The Dons Supporters Trust told the Press and Journal: “We think it needs to be reviewed when we are allowed back into stadiums.
“It is unfair on the majority of clubs as the ban stemmed from the Celtic v Rangers Scottish Cup Final.
“We don’t think rugby fans being allowed to drink alcohol is significant, but football just needs to get its own house in order.”
Mr MacAskill, who is now a Westminster MP, said: “I have supported change before, but it will be a different world post Covid.
“Money will be tight for clubs and the income would be welcome. Drinking patterns, though, may have altered with pubs closed and home drinking becoming the norm.
“It seems to me that it is a far wider consideration that will be needed.”
What does Archie think about the issue?
Archie Macpherson has watched more football matches than most people and observed shifting patterns in fan behaviour down the decades.
And he believes that, while the ban on alcohol made sense in the 1980s, society has changed in many ways and football is now more inclusive and family-friendly.
In which light, he isn’t averse to the return of alcohol sales in a controlled environment at grounds when the authorities decide to examine the matter again.
He said: “Football is easier to police now than it used to be, with supporters in all-seated areas rather than on the terraces.

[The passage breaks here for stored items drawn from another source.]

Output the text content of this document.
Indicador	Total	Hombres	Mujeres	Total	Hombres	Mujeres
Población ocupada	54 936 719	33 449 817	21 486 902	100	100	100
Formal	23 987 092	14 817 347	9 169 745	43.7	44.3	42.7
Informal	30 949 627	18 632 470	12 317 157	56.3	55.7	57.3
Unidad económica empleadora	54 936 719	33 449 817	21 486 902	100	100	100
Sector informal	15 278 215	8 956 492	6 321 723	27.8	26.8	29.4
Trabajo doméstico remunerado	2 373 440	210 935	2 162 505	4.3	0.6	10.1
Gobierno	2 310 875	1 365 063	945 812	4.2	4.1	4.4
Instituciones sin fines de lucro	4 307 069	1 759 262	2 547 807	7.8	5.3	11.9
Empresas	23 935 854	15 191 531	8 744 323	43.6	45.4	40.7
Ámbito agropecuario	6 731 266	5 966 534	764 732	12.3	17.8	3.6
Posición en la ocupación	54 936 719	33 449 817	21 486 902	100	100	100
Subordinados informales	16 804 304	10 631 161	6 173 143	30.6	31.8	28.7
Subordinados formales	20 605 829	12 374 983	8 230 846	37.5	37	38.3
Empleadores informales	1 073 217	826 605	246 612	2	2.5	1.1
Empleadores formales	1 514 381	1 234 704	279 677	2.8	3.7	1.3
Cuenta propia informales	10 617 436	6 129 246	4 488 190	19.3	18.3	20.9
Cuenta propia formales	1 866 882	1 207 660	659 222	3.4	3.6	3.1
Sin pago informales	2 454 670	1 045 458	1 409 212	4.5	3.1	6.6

“And I think fans have become better at self-policing and keeping their discipline. They know that if there is any trouble at games, it will be their club which suffers.
“I don’t see anything wrong in experimenting to see how it works. Hopefully, now that we have reached the Euro finals, Scotland won’t be the only country where good-natured fans can’t enjoy a pint while they’re watching the games.
“Or at least if there are any supporters in the stadiums this summer.”
More Than a Game by Archie Macpherson is published by Luath.